Strommangellagen begegnen
Unterstützung im Kontext von Ostral
Electrosuisse unterstützt Stromgrossverbraucher dabei, sich auf eine Strommangellage vorzubereiten. Wie dies konkret geschieht, erläutert Stefan Bär im Gespräch. Synergien können dabei durch die jahrelang aufgebauten, interdisziplinären Effizienzberatungen des Engineerings von Electrosuisse genutzt werden.
Bulletin: Wie gehen Sie vor, wenn sich Unternehmen mit Ihrer Hilfe auf eine Strommangellage vorbereiten?
Stefan Bär: Es werden zuerst übergeordnete Fragen geklärt. Beispielsweise wie die Energie eingesetzt wird und welche Anlagen nicht «angefasst» werden dürfen. Die Ausarbeitung des strategischen Ansatzes und der Massnahmen kann jedoch stark variieren und ist immer individuell, ja sogar pro Standort. Weil in der Industrie der Verbrauch der Produktionsprozesse oft dominiert, muss er irgendwie reduziert werden (Betriebszeiten, Betriebsintensität, Produktionslinien oder Bereiche), um eine nennenswerte Einsparung zu erreichen. Bei Geschäftsbauten (Büros, Hotels usw.) können oft durch eine Einschränkung des Komforts (Beleuchtung, Lüftung, Raumtemperatur) und durch die Verlagerung ins Homeoffice die nötigen Reduktionen erreicht werden.
Welche Rolle spielt dabei die Bestandesaufnahme der Verbraucher und der Prozesse?
Eine zentrale Rolle. Erst wenn man die Prozesse und Energieflüsse kennt, lassen sich Effizienzmassnahmen bestimmen. Dann kann auch eine Priorisierung der Abschaltungen vorgenommen werden. Dabei werden Abschätzungen und Messungen des Energiebezugs vorgenommen und so der Energieeinsatz im Betrieb transparent aufgezeigt.
Gibt es da Synergien mit der Energieeffizienz-Beratung von Electrosuisse?

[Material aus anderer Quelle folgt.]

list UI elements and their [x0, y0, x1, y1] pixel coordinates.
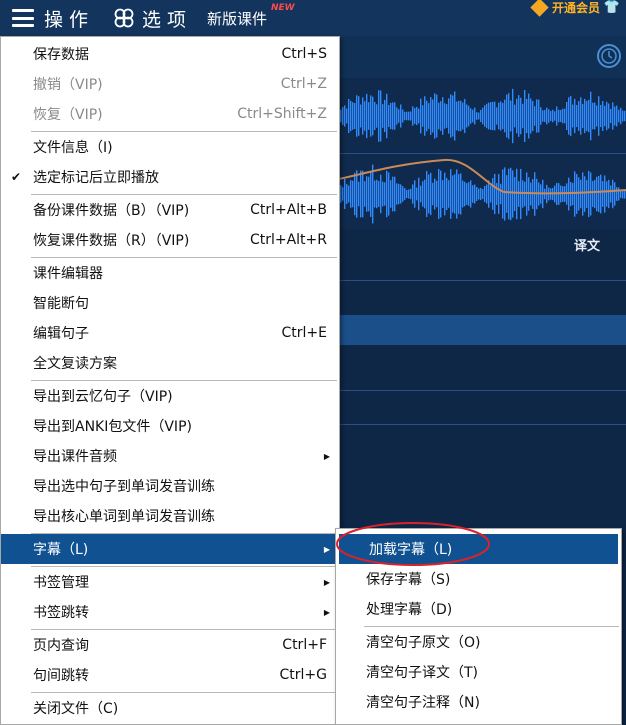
- divider: [334, 424, 626, 425]
- triangle-right-icon: ▶: [323, 544, 330, 554]
- clover-icon: [114, 8, 134, 28]
- menu-item-export-core-words-to-pronunciation[interactable]: 导出核心单词到单词发音训练: [1, 501, 339, 531]
- menu-item-restore-courseware[interactable]: 恢复课件数据（R）（VIP) Ctrl+Alt+R: [1, 225, 339, 255]
- menu-item-courseware-editor[interactable]: 课件编辑器: [1, 258, 339, 288]
- menu-item-full-repeat-plan[interactable]: 全文复读方案: [1, 348, 339, 378]
- waveform-pitch[interactable]: [333, 154, 626, 230]
- new-courseware-menu[interactable]: 新版课件: [207, 0, 267, 36]
- translation-label: 译文: [573, 239, 600, 254]
- submenu-item-save-subtitles[interactable]: 保存字幕（S): [336, 564, 621, 594]
- divider: [334, 390, 626, 391]
- menu-item-bookmark-jump[interactable]: 书签跳转 ▶: [1, 597, 339, 627]
- submenu-item-clear-notes[interactable]: 清空句子注释（N): [336, 687, 621, 717]
- menu-item-smart-split[interactable]: 智能断句: [1, 288, 339, 318]
- menu-item-close-file[interactable]: 关闭文件（C): [1, 693, 339, 723]
- hamburger-icon: [12, 9, 34, 27]
- vip-label: 开通会员: [551, 0, 600, 15]
- waveform-original[interactable]: [334, 78, 626, 154]
- clock-icon[interactable]: [595, 42, 623, 70]
- subtitles-submenu: 加载字幕（L) 保存字幕（S) 处理字幕（D) 清空句子原文（O) 清空句子译文…: [335, 528, 622, 725]
- menu-item-redo[interactable]: 恢复（VIP) Ctrl+Shift+Z: [1, 99, 339, 129]
- operation-menu[interactable]: 操 作: [12, 0, 88, 36]
- selected-sentence-strip[interactable]: [334, 315, 626, 345]
- operation-context-menu: 保存数据 Ctrl+S 撤销（VIP) Ctrl+Z 恢复（VIP) Ctrl+…: [0, 36, 340, 725]
- triangle-right-icon: ▶: [323, 607, 330, 617]
- submenu-item-clear-translation[interactable]: 清空句子译文（T): [336, 657, 621, 687]
- menu-item-export-selected-to-pronunciation[interactable]: 导出选中句子到单词发音训练: [1, 471, 339, 501]
- diamond-icon: [530, 0, 549, 17]
- check-icon: ✔: [11, 170, 22, 184]
- menu-item-find-in-page[interactable]: 页内查询 Ctrl+F: [1, 630, 339, 660]
- submenu-item-load-subtitles[interactable]: 加载字幕（L): [339, 534, 618, 564]
- menu-item-sentence-jump[interactable]: 句间跳转 Ctrl+G: [1, 660, 339, 690]
- menu-item-export-audio[interactable]: 导出课件音频 ▶: [1, 441, 339, 471]
- triangle-right-icon: ▶: [323, 577, 330, 587]
- options-menu-label: 选 项: [142, 8, 187, 31]
- submenu-item-process-subtitles[interactable]: 处理字幕（D): [336, 594, 621, 624]
- divider: [334, 280, 626, 281]
- menu-item-export-cloud-sentences[interactable]: 导出到云忆句子（VIP): [1, 381, 339, 411]
- top-bar: 操 作 选 项 新版课件 NEW 开通会员 👕: [0, 0, 626, 36]
- new-badge: NEW: [271, 3, 295, 13]
- menu-item-file-info[interactable]: 文件信息（I): [1, 132, 339, 162]
- vip-link[interactable]: 开通会员: [530, 0, 600, 17]
- menu-item-save-data[interactable]: 保存数据 Ctrl+S: [1, 39, 339, 69]
- submenu-item-clear-original[interactable]: 清空句子原文（O): [336, 627, 621, 657]
- options-menu[interactable]: 选 项: [114, 0, 186, 36]
- menu-item-export-anki[interactable]: 导出到ANKI包文件（VIP): [1, 411, 339, 441]
- menu-item-edit-sentence[interactable]: 编辑句子 Ctrl+E: [1, 318, 339, 348]
- menu-item-bookmark-manager[interactable]: 书签管理 ▶: [1, 567, 339, 597]
- new-courseware-label: 新版课件: [207, 9, 268, 28]
- operation-menu-label: 操 作: [44, 8, 89, 31]
- menu-item-undo[interactable]: 撤销（VIP) Ctrl+Z: [1, 69, 339, 99]
- triangle-right-icon: ▶: [323, 451, 330, 461]
- menu-item-backup-courseware[interactable]: 备份课件数据（B）（VIP) Ctrl+Alt+B: [1, 195, 339, 225]
- menu-item-subtitles[interactable]: 字幕（L) ▶: [1, 534, 339, 564]
- menu-item-play-after-mark[interactable]: ✔ 选定标记后立即播放: [1, 162, 339, 192]
- shirt-icon[interactable]: 👕: [604, 0, 620, 15]
- clock-row: [334, 36, 626, 78]
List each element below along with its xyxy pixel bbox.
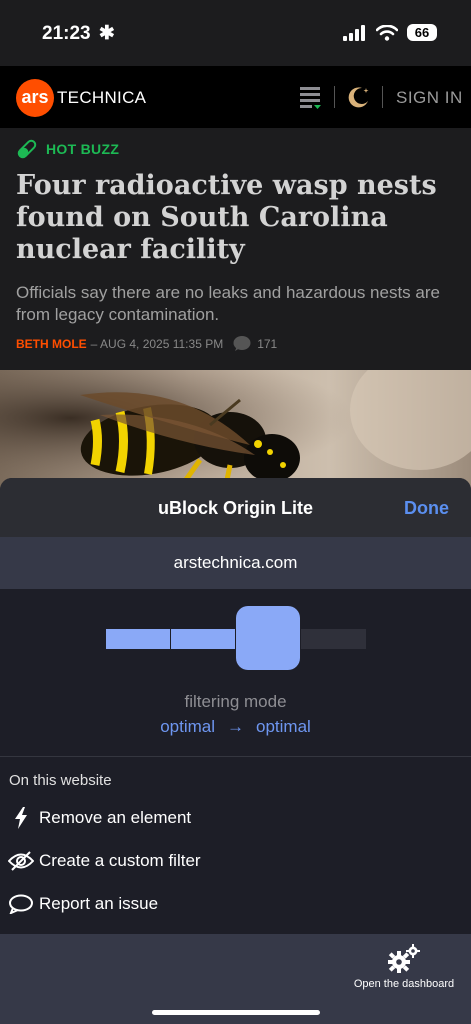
home-indicator[interactable] [152,1010,320,1015]
header-divider [382,86,383,108]
action-label: Report an issue [39,894,159,913]
sheet-title: uBlock Origin Lite [157,498,313,518]
action-label: Remove an element [39,808,192,827]
divider [0,756,471,757]
section-label: On this website [9,772,112,789]
article-hero-image [0,370,471,490]
pill-icon [17,139,37,159]
ublock-popup-sheet: uBlock Origin Lite Done arstechnica.com … [0,478,471,1024]
filtering-mode-slider[interactable] [0,589,471,679]
hostname-bar: arstechnica.com [0,537,471,589]
action-label: Create a custom filter [39,851,201,870]
slider-segment[interactable] [171,629,235,649]
bolt-icon [8,806,34,830]
filtering-mode-values: optimal → optimal [0,717,471,737]
article-date: – AUG 4, 2025 11:35 PM [90,337,224,351]
comment-icon[interactable] [233,336,251,352]
cellular-signal-icon [343,24,365,41]
done-button[interactable]: Done [404,498,449,519]
category-tag[interactable]: HOT BUZZ [16,138,119,160]
wifi-icon [376,24,398,41]
asterisk-icon: ✱ [98,23,115,44]
comment-count[interactable]: 171 [257,337,277,351]
wasp-image [0,370,471,490]
battery-icon: 66 [407,24,437,41]
status-bar: 21:23 ✱ 66 [0,0,471,66]
arrow-icon: → [227,717,244,736]
sign-in-link[interactable]: SIGN IN [396,88,463,108]
site-header: ars TECHNICA SIGN IN [0,66,471,128]
gears-icon [388,944,420,973]
mode-to: optimal [256,717,311,736]
status-icons: 66 [343,24,437,41]
filtering-mode-label: filtering mode [184,692,287,711]
slider-segment[interactable] [301,629,366,649]
article-headline[interactable]: Four radioactive wasp nests found on Sou… [16,170,456,266]
dashboard-label: Open the dashboard [353,978,455,990]
sheet-header: uBlock Origin Lite Done [0,478,471,537]
ars-logo[interactable]: ars [16,79,54,117]
slider-knob[interactable] [236,606,300,670]
mode-from: optimal [160,717,215,736]
eye-slash-icon [8,849,34,873]
author-link[interactable]: BETH MOLE [16,337,87,351]
status-time: 21:23 ✱ [42,23,115,44]
remove-element-action[interactable]: Remove an element [8,806,191,830]
menu-icon[interactable] [299,85,323,109]
article-subtitle: Officials say there are no leaks and haz… [16,283,440,324]
open-dashboard-button[interactable]: Open the dashboard [349,944,459,996]
slider-segment[interactable] [106,629,170,649]
report-issue-action[interactable]: Report an issue [8,892,158,916]
create-custom-filter-action[interactable]: Create a custom filter [8,849,201,873]
header-divider [334,86,335,108]
byline: BETH MOLE – AUG 4, 2025 11:35 PM 171 [16,336,277,352]
moon-icon[interactable] [347,85,371,109]
category-label: HOT BUZZ [46,141,120,157]
hostname: arstechnica.com [173,553,298,572]
ars-wordmark[interactable]: TECHNICA [57,88,146,108]
speech-bubble-icon [8,892,34,916]
article-header: HOT BUZZ Four radioactive wasp nests fou… [0,128,471,370]
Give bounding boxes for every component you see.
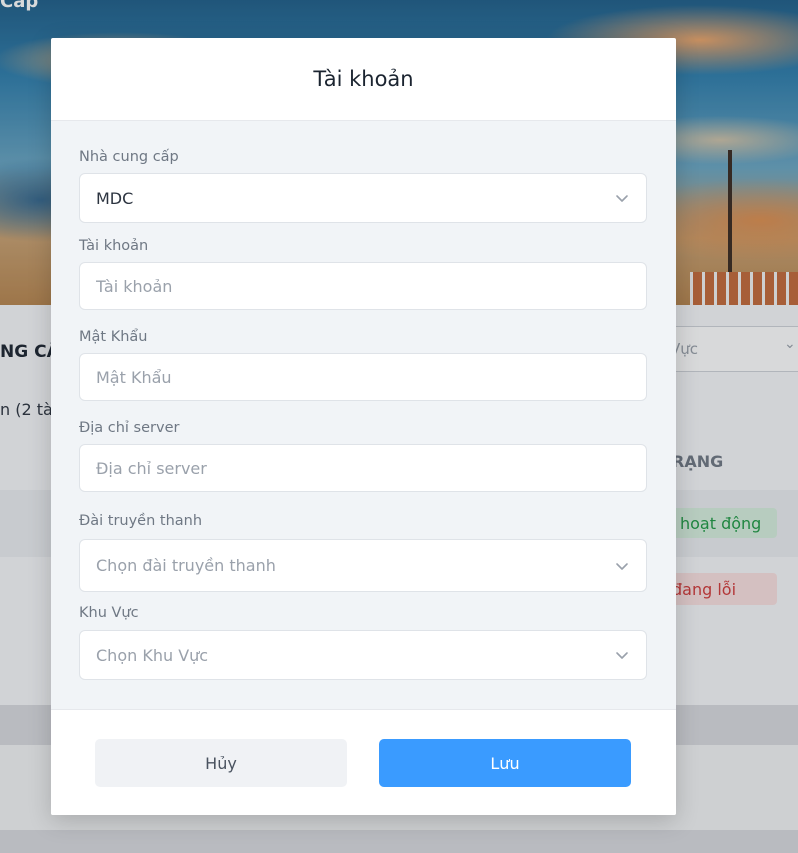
- area-placeholder: Chọn Khu Vực: [96, 645, 209, 665]
- provider-select[interactable]: MDC: [79, 173, 647, 223]
- area-label: Khu Vực: [79, 605, 139, 621]
- area-select[interactable]: Chọn Khu Vực: [79, 630, 647, 680]
- server-address-input[interactable]: [79, 444, 647, 492]
- provider-value: MDC: [96, 188, 134, 208]
- save-button[interactable]: Lưu: [379, 739, 631, 787]
- station-label: Đài truyền thanh: [79, 513, 203, 529]
- password-input[interactable]: [79, 353, 647, 401]
- password-label: Mật Khẩu: [79, 329, 148, 345]
- station-select[interactable]: Chọn đài truyền thanh: [79, 539, 647, 592]
- modal-title: Tài khoản: [313, 67, 414, 91]
- account-label: Tài khoản: [79, 238, 149, 254]
- server-label: Địa chỉ server: [79, 420, 180, 436]
- modal-header: Tài khoản: [51, 38, 676, 121]
- chevron-down-icon: [614, 190, 630, 206]
- account-input[interactable]: [79, 262, 647, 310]
- chevron-down-icon: [614, 558, 630, 574]
- account-modal: Tài khoản Nhà cung cấp MDC Tài khoản Mật…: [51, 38, 676, 815]
- provider-label: Nhà cung cấp: [79, 149, 179, 165]
- modal-body: Nhà cung cấp MDC Tài khoản Mật Khẩu Địa …: [51, 121, 676, 709]
- station-placeholder: Chọn đài truyền thanh: [96, 556, 276, 575]
- chevron-down-icon: [614, 647, 630, 663]
- modal-footer: Hủy Lưu: [51, 709, 676, 815]
- cancel-button[interactable]: Hủy: [95, 739, 347, 787]
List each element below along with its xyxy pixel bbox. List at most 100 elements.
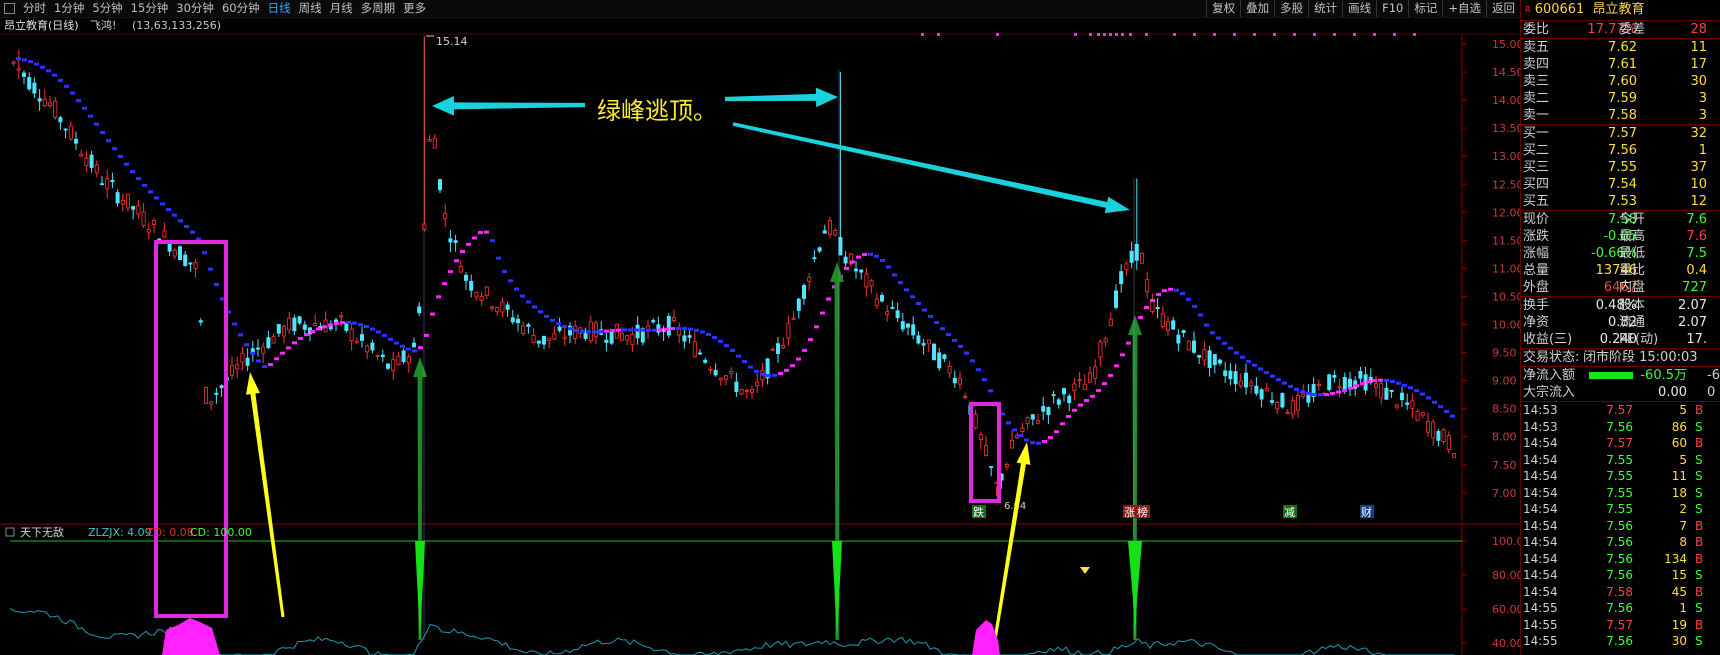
candle-body bbox=[1379, 383, 1384, 399]
order-row[interactable]: 买五 7.53 12 bbox=[1521, 193, 1720, 210]
candle-body bbox=[1119, 271, 1124, 284]
candle-body bbox=[27, 77, 32, 90]
ma-segment bbox=[694, 328, 699, 332]
stats-primary: 现价 7.58 今开 7.6 涨跌 -0.05 最高 7.6 涨幅 -0.66% 最低 7.5 总量 13… bbox=[1521, 210, 1720, 296]
ma-segment bbox=[286, 346, 291, 350]
ma-segment bbox=[1378, 378, 1383, 382]
candle-body bbox=[651, 320, 656, 323]
ma-segment bbox=[886, 265, 891, 269]
order-row[interactable]: 买四 7.54 10 bbox=[1521, 176, 1720, 193]
weicha-value: 28 bbox=[1690, 22, 1707, 37]
tick-volume: 5 bbox=[1679, 403, 1687, 417]
ma-segment bbox=[334, 322, 339, 326]
candle-body bbox=[339, 315, 344, 318]
candle-body bbox=[1025, 417, 1030, 424]
order-row[interactable]: 卖二 7.59 3 bbox=[1521, 90, 1720, 107]
ma-segment bbox=[1210, 331, 1215, 335]
candle-body bbox=[1410, 400, 1415, 409]
ma-segment bbox=[628, 328, 633, 332]
candle-body bbox=[1020, 427, 1025, 432]
tick-direction: B bbox=[1695, 403, 1704, 417]
order-row[interactable]: 买一 7.57 32 bbox=[1521, 125, 1720, 142]
candle-body bbox=[427, 139, 432, 142]
ma-segment bbox=[292, 341, 297, 345]
candle-body bbox=[63, 128, 68, 131]
order-label: 卖五 bbox=[1523, 40, 1550, 55]
candle-body bbox=[1332, 374, 1337, 378]
candle-body bbox=[385, 363, 390, 369]
stat-row: 现价 7.58 今开 7.6 bbox=[1521, 211, 1720, 228]
candle-body bbox=[947, 366, 952, 374]
candle-body bbox=[1056, 399, 1061, 405]
big-inflow-tail: 0 bbox=[1707, 385, 1716, 400]
candle-body bbox=[906, 323, 911, 328]
tick-direction: B bbox=[1695, 436, 1704, 450]
ma-segment bbox=[118, 155, 123, 159]
signal-dot bbox=[1103, 33, 1106, 36]
signal-dot bbox=[1333, 33, 1336, 36]
ma-segment bbox=[1192, 304, 1197, 308]
order-row[interactable]: 卖四 7.61 17 bbox=[1521, 56, 1720, 73]
tick-list[interactable]: 14:53 7.57 5 B 14:53 7.56 86 S 14:54 7.57 60 B 14:54… bbox=[1521, 401, 1720, 650]
tick-row: 14:54 7.56 7 B bbox=[1521, 518, 1720, 535]
cyan-arrow-left bbox=[432, 96, 586, 116]
event-badge-label: 减 bbox=[1284, 506, 1295, 519]
ma-segment bbox=[1234, 351, 1239, 355]
stat-label-2: 股本 bbox=[1619, 298, 1646, 313]
price-axis-label: 8.50 bbox=[1492, 403, 1517, 416]
order-volume: 32 bbox=[1690, 126, 1707, 141]
ma-segment bbox=[268, 363, 273, 367]
ma-segment bbox=[982, 378, 987, 382]
ma-segment bbox=[1312, 392, 1317, 396]
ma-segment bbox=[1282, 381, 1287, 385]
candle-body bbox=[53, 101, 58, 118]
order-label: 买三 bbox=[1523, 160, 1550, 175]
candle-body bbox=[1129, 250, 1134, 263]
ma-segment bbox=[538, 310, 543, 314]
order-row[interactable]: 卖五 7.62 11 bbox=[1521, 39, 1720, 56]
candle-body bbox=[443, 213, 448, 219]
ma-segment bbox=[460, 250, 465, 254]
yellow-arrow-left bbox=[245, 372, 285, 618]
green-peak-bar bbox=[1128, 541, 1142, 640]
ma-segment bbox=[232, 322, 237, 326]
ma-segment bbox=[1354, 384, 1359, 388]
stock-name: 昂立教育 bbox=[1592, 2, 1645, 17]
ma-segment bbox=[1408, 386, 1413, 390]
stat-value-2: 7.5 bbox=[1686, 246, 1707, 261]
candle-body bbox=[193, 262, 198, 269]
candle-body bbox=[1088, 372, 1093, 383]
candle-body bbox=[1160, 313, 1165, 327]
kline-chart[interactable]: 15.00 14.50 14.00 13.50 13.00 12.50 12.00 11.50… bbox=[0, 0, 1520, 655]
tick-row: 14:54 7.55 18 S bbox=[1521, 485, 1720, 502]
candle-body bbox=[958, 377, 963, 385]
tick-price: 7.55 bbox=[1606, 502, 1633, 516]
candle-body bbox=[276, 324, 281, 334]
candle-body bbox=[1446, 435, 1451, 451]
ma-segment bbox=[604, 329, 609, 333]
tick-volume: 60 bbox=[1671, 436, 1687, 450]
candle-body bbox=[874, 298, 879, 306]
candle-body bbox=[21, 72, 26, 77]
ma-segment bbox=[586, 330, 591, 334]
order-row[interactable]: 卖一 7.58 3 bbox=[1521, 107, 1720, 124]
candle-body bbox=[1296, 395, 1301, 411]
candle-body bbox=[1374, 383, 1379, 388]
order-row[interactable]: 卖三 7.60 30 bbox=[1521, 73, 1720, 90]
ma-segment bbox=[952, 338, 957, 342]
tick-price: 7.57 bbox=[1606, 436, 1633, 450]
signal-dot bbox=[1115, 33, 1118, 36]
ma-segment bbox=[244, 343, 249, 347]
ma-segment bbox=[148, 190, 153, 194]
ma-segment bbox=[1078, 403, 1083, 407]
sub-pane-toggle-icon[interactable] bbox=[5, 527, 15, 537]
ma-segment bbox=[1006, 421, 1011, 425]
ma-segment bbox=[52, 73, 57, 77]
order-row[interactable]: 买二 7.56 1 bbox=[1521, 142, 1720, 159]
candle-body bbox=[609, 330, 614, 344]
order-row[interactable]: 买三 7.55 37 bbox=[1521, 159, 1720, 176]
ma-segment bbox=[970, 359, 975, 363]
ma-segment bbox=[772, 373, 777, 377]
ma-segment bbox=[598, 330, 603, 334]
candle-body bbox=[770, 348, 775, 351]
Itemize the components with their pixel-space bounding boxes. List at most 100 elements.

Ja, diese liegen vor allem in der Systemkenntnis und des Energiebedarfs einzelner Bereiche des Kunden, die von uns oft von Grund auf erarbeitet werden. Dies ist die ideale Ausgangslage, um Reduktionsmassnahmen und Szenarien zu bilden und deren Wirkung zu quantifizieren und dadurch potenzielle Einschränkungen zu erkennen.
Kritisch wird es bei einer Kontingentierung. Was haben Sie grossen Kunden schon empfohlen?
Ja, sie ist die eigentliche Herausforderung, an der wir mit den Kunden arbeiten, denn sie ist für jeden Kunden individuell. Die vorgängigen Sparphasen sind für alle gleich. Es muss klar sein, was auf keinen Fall abgeschaltet werden darf, da sonst der ganze Prozess zusammenbricht. Mit der Kenntnis, welche Anlage wie viel Energie bezieht, können dann Einzelmassnahmen und Szenarien gebildet werden. So macht es für die einen Sinn, den Komfort einzuschränken, die Betriebszeiten zu kürzen, für andere Bereiche oder Produktionslinien temporär zu schliessen und wieder für andere vorgelagert zu produzieren. Wichtig ist, das mögliche Szenarien entwickelt und mittels Berechnungen, Abschätzungen und Simulationen durchgespielt werden können.
Ist Ostral auch eine Chance?
Die drohende Mangellage und den damit verbundenen Auftrag, sich mit dem eigenen Energiebezug auseinanderzusetzen, sehen wir als Chance. Das Thema der Effizienzsteigerung wird für Unternehmen auch wirtschaftlich zentral. Dies gilt sowohl für diese «akute» Mangellage als auch langfristig wegen der steigenden Energiepreise.
Ein Unternehmen, das seinen Energiebezug kennt, ist in der Lage, Suffizienz und Effizienzmassnahmen ohne Einschränkungen umzusetzen. Bei Substitutionsmassnahmen kennt es den Bedarf für eine Neubeschaffung. Und bei Einschränkungen durch eine Mangellage ist die Firma flexibel und kann im Vorfeld verschiedene Sparszenarien durchdenken und die beste Variante wählen. Fazit: Wer seinen Energiebezug kontinuierlich optimiert, ist wirtschaftlich im Vorteil.
Zur Person
Stefan Bär ist seit 2020 bei Electrosuisse, aktuell als Teamleiter im Bereich Engineering. Davor war er als Energie-Ingenieur bei Engie Services AG aktiv. Er hat einen BSc der OST, Rapperswil.